Gli sviluppi più recenti, ad esempio, includono sistemi per riconoscere le emozioni e raccolte massive di dati genetici. In questo ambito, dove la Cina ancora ha competenze in fase di costruzione, la raccolta e l’analisi dei campioni da cui estrarre il DNA è stata eseguita con le strumentazioni e le competenze fornite anche da aziende americane, come la Thermo Fisher.

Il potere tecnologico della Cina: da dove arriva, dove vuole arrivare, cosa rischiamo

La Cina e gli anelli del potere

Mi torna sempre in mente, parlando di queste evoluzioni distopiche della tecnologia, la poesia dell’anello di Tolkien (ma quanto era profetico?) in cui si parla proprio del potere con analogie fortissime con quanto sta succedendo ora:

One Ring to rule them all,

One Ring to find them,

One Ring to bring them all

Se guardiamo a quello che sta succedendo, la tecnologia è usata dalla Cina (e non solo) proprio per i tre scopi rappresentati nella poesia dell’anello:

  1. Tecnologia usata per sorvegliare e trovare le persone
  2. Tecnologia usata per dominare le persone
  3. Tecnologia usata per manipolare le persone e farle comportare come un branco (raggrupparli)

Un anello per dominarli

Il secondo anello è di certo quello che viene usato con più spregiudicatezza in quei contesti socio-politici in cui i diritti degli individui pesano meno dei diritti dello stato o della comunità. Nelle democrazie mature invece, l’uso di questo anello genera di solito degli anticorpi abbastanza potenti. Anche se, a dire il vero, non c’è molto da stare sereni perché le democrazie mature nel mondo si possono contare sulle dita di una o al massimo due mani. Per approfondire, una lettura interessante e scoraggiante è il Democracy Index, che ci spiega come le persone che possono dire di vivere in regimi democratici (ma a volte tali solo di nome) sono meno del 50% della popolazione globale, con i regimi autoritari che continuano a guadagnare terreno. Le democrazie mature sono indicate nel report come “full democracy”. Una manciata appunto. E, per la cronaca, l’Italia non è tra queste.

Conclusioni

Torna alla mente quello che diceva lo storico Jason Moore: “Dietro Manchester c’è il Mississippi”. Con questo voleva dire che dietro un avanzamento economico e tecnologico spesso si cela una barbarie, come le piantagioni di cotone lavorate dagli schiavi che hanno supportato la rivoluzione industriale.
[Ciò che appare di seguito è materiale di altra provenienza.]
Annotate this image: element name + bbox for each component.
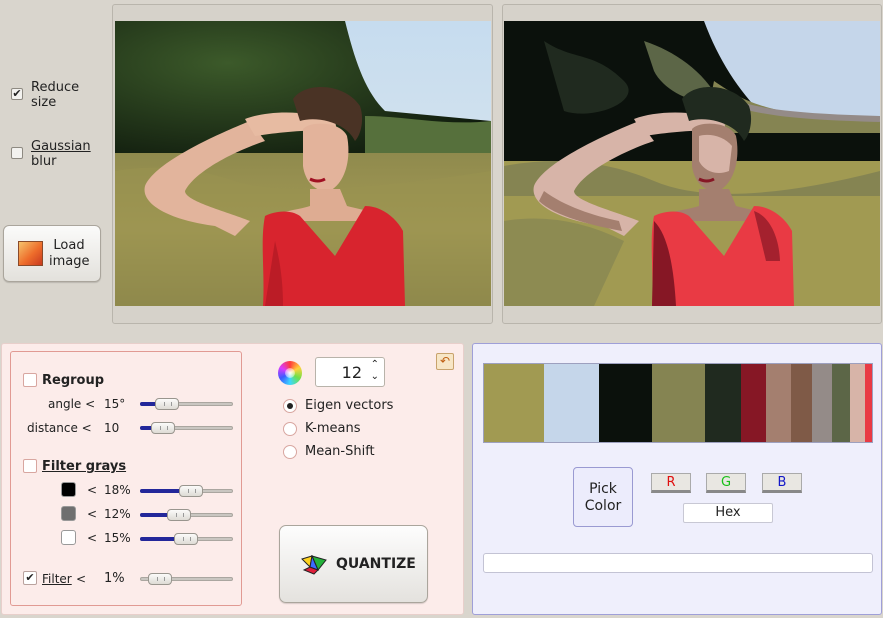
angle-slider[interactable] [140, 398, 233, 410]
palette-color-12[interactable] [864, 364, 873, 442]
gray-threshold-slider[interactable] [140, 509, 233, 521]
load-image-button[interactable]: Load image [3, 225, 101, 282]
reduce-size-label: Reduce size [31, 80, 80, 110]
gaussian-blur-label: Gaussian blur [31, 139, 91, 169]
quantize-label: QUANTIZE [336, 556, 416, 572]
color-wheel-icon [278, 361, 302, 385]
white-threshold-value: 15% [104, 531, 131, 545]
black-threshold-op: < [87, 483, 98, 497]
gray-swatch[interactable] [61, 506, 76, 521]
spin-up-icon[interactable]: ⌃ [371, 359, 379, 371]
filter-label: Filter [42, 572, 72, 586]
reduce-size-checkbox[interactable]: ✔ [11, 88, 23, 100]
gaussian-blur-checkbox[interactable] [11, 147, 23, 159]
distance-slider-handle[interactable] [151, 422, 175, 434]
filter-settings-group [10, 351, 242, 606]
white-swatch[interactable] [61, 530, 76, 545]
distance-slider[interactable] [140, 422, 233, 434]
color-count-value: 12 [341, 363, 362, 382]
white-threshold-slider[interactable] [140, 533, 233, 545]
color-count-spinner[interactable]: 12 ⌃ ⌄ [315, 357, 385, 387]
angle-value: 15° [104, 397, 126, 411]
distance-value: 10 [104, 421, 120, 435]
black-threshold-slider[interactable] [140, 485, 233, 497]
palette-color-9[interactable] [811, 364, 832, 442]
palette-color-5[interactable] [705, 364, 742, 442]
palette-color-10[interactable] [831, 364, 850, 442]
method-meanshift-label: Mean-Shift [305, 444, 375, 459]
method-eigen-label: Eigen vectors [305, 398, 394, 413]
quantized-image [504, 21, 880, 306]
filter-checkbox[interactable]: ✔ [23, 571, 37, 585]
pick-color-button[interactable]: Pick Color [573, 467, 633, 527]
reset-icon[interactable]: ↶ [436, 353, 454, 370]
gray-threshold-op: < [87, 507, 98, 521]
quantize-icon [301, 555, 327, 575]
white-threshold-op: < [87, 531, 98, 545]
filter-grays-checkbox[interactable] [23, 459, 37, 473]
filter-op: < [76, 572, 87, 586]
palette-color-1[interactable] [484, 364, 545, 442]
palette-color-11[interactable] [849, 364, 865, 442]
filter-slider[interactable] [140, 573, 233, 585]
palette-color-8[interactable] [790, 364, 812, 442]
palette-color-6[interactable] [741, 364, 767, 442]
black-threshold-value: 18% [104, 483, 131, 497]
palette-color-2[interactable] [544, 364, 599, 442]
filter-grays-label: Filter grays [42, 459, 127, 474]
method-kmeans-radio[interactable] [283, 422, 297, 436]
method-meanshift-radio[interactable] [283, 445, 297, 459]
angle-label: angle < [48, 397, 96, 411]
regroup-label: Regroup [42, 373, 105, 388]
blue-channel-button[interactable]: B [762, 473, 802, 493]
color-palette[interactable] [483, 363, 873, 443]
method-eigen-radio[interactable] [283, 399, 297, 413]
gray-threshold-value: 12% [104, 507, 131, 521]
regroup-checkbox[interactable] [23, 373, 37, 387]
method-kmeans-label: K-means [305, 421, 361, 436]
red-channel-button[interactable]: R [651, 473, 691, 493]
original-image [115, 21, 491, 306]
angle-slider-handle[interactable] [155, 398, 179, 410]
palette-color-7[interactable] [766, 364, 791, 442]
black-swatch[interactable] [61, 482, 76, 497]
quantize-button[interactable]: QUANTIZE [279, 525, 428, 603]
palette-color-3[interactable] [598, 364, 652, 442]
distance-label: distance < [27, 421, 92, 435]
image-icon [18, 241, 43, 266]
progress-bar [483, 553, 873, 573]
palette-color-4[interactable] [651, 364, 706, 442]
green-channel-button[interactable]: G [706, 473, 746, 493]
filter-value: 1% [104, 571, 125, 586]
spin-down-icon[interactable]: ⌄ [371, 371, 379, 383]
hex-field[interactable]: Hex [683, 503, 773, 523]
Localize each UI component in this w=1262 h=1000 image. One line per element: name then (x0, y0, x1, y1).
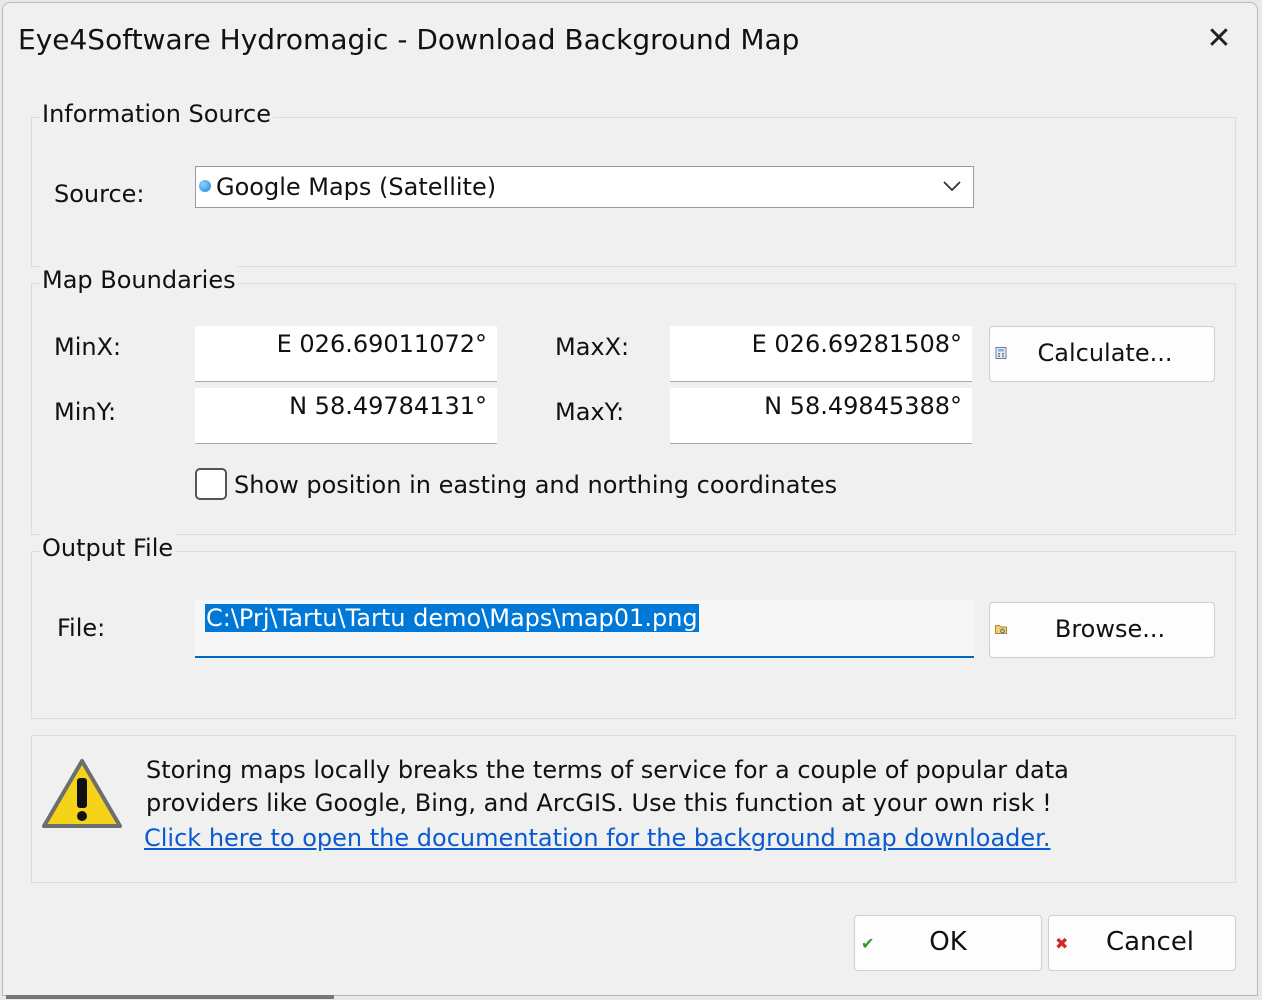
calculate-label: Calculate... (1037, 339, 1173, 367)
maxx-field[interactable]: E 026.69281508° (670, 326, 972, 382)
close-button[interactable]: ✕ (1201, 21, 1237, 57)
browse-label: Browse... (1054, 615, 1166, 643)
source-label: Source: (54, 180, 145, 208)
maxy-field[interactable]: N 58.49845388° (670, 388, 972, 444)
maxx-value: E 026.69281508° (751, 330, 962, 358)
file-path-input[interactable]: C:\Prj\Tartu\Tartu demo\Maps\map01.png (195, 600, 974, 658)
miny-value: N 58.49784131° (289, 392, 487, 420)
file-path-value: C:\Prj\Tartu\Tartu demo\Maps\map01.png (205, 604, 699, 632)
warning-panel: Storing maps locally breaks the terms of… (31, 735, 1236, 883)
file-label: File: (57, 614, 106, 642)
chevron-down-icon (943, 181, 961, 192)
map-boundaries-title: Map Boundaries (40, 266, 238, 294)
maxy-value: N 58.49845388° (764, 392, 962, 420)
easting-northing-label[interactable]: Show position in easting and northing co… (234, 471, 837, 499)
minx-label: MinX: (54, 333, 122, 361)
ok-label: OK (929, 927, 967, 957)
minx-value: E 026.69011072° (276, 330, 487, 358)
browse-button[interactable]: Browse... (989, 602, 1215, 658)
output-file-title: Output File (40, 534, 176, 562)
calculate-button[interactable]: Calculate... (989, 326, 1215, 382)
source-select-value: Google Maps (Satellite) (216, 173, 497, 201)
map-boundaries-group: Map Boundaries MinX: E 026.69011072° Max… (31, 266, 1236, 535)
documentation-link[interactable]: Click here to open the documentation for… (144, 824, 1050, 852)
cancel-label: Cancel (1105, 927, 1195, 957)
source-select[interactable]: Google Maps (Satellite) (195, 166, 974, 208)
maxy-label: MaxY: (555, 398, 625, 426)
warning-text-line-1: Storing maps locally breaks the terms of… (146, 756, 1069, 784)
warning-text-line-2: providers like Google, Bing, and ArcGIS.… (146, 789, 1052, 817)
window-title: Eye4Software Hydromagic - Download Backg… (18, 23, 800, 56)
easting-northing-checkbox[interactable] (195, 468, 227, 500)
minx-field[interactable]: E 026.69011072° (195, 326, 497, 382)
title-bar: Eye4Software Hydromagic - Download Backg… (3, 3, 1257, 75)
miny-label: MinY: (54, 398, 117, 426)
maxx-label: MaxX: (555, 333, 630, 361)
information-source-group: Information Source Source: Google Maps (… (31, 100, 1236, 267)
miny-field[interactable]: N 58.49784131° (195, 388, 497, 444)
cancel-button[interactable]: ✖ Cancel (1048, 915, 1236, 971)
background-scrollbar (6, 995, 334, 999)
globe-icon (199, 180, 211, 192)
information-source-title: Information Source (40, 100, 273, 128)
output-file-group: Output File File: C:\Prj\Tartu\Tartu dem… (31, 534, 1236, 719)
download-background-map-dialog: Eye4Software Hydromagic - Download Backg… (2, 2, 1258, 996)
ok-button[interactable]: ✔ OK (854, 915, 1042, 971)
warning-icon (42, 759, 122, 828)
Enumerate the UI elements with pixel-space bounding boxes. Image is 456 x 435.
Allo stesso modo molte delle soluzioni che abbiamo utilizzato per combattere la pandemia derivano da tecnologie cinesi di video sorveglianza e riconoscimento biometrico sviluppate per reprimere le minoranze come gli uiguri.

Forse dovremmo preoccuparcene. Se non per empatia con gli uiguri, almeno perché con l’avanzata dei regimi autoritari a scapito delle democrazie il rischio concreto è quello di diventare tutti degli uiguri, prigionieri di un campo di sorveglianza planetario!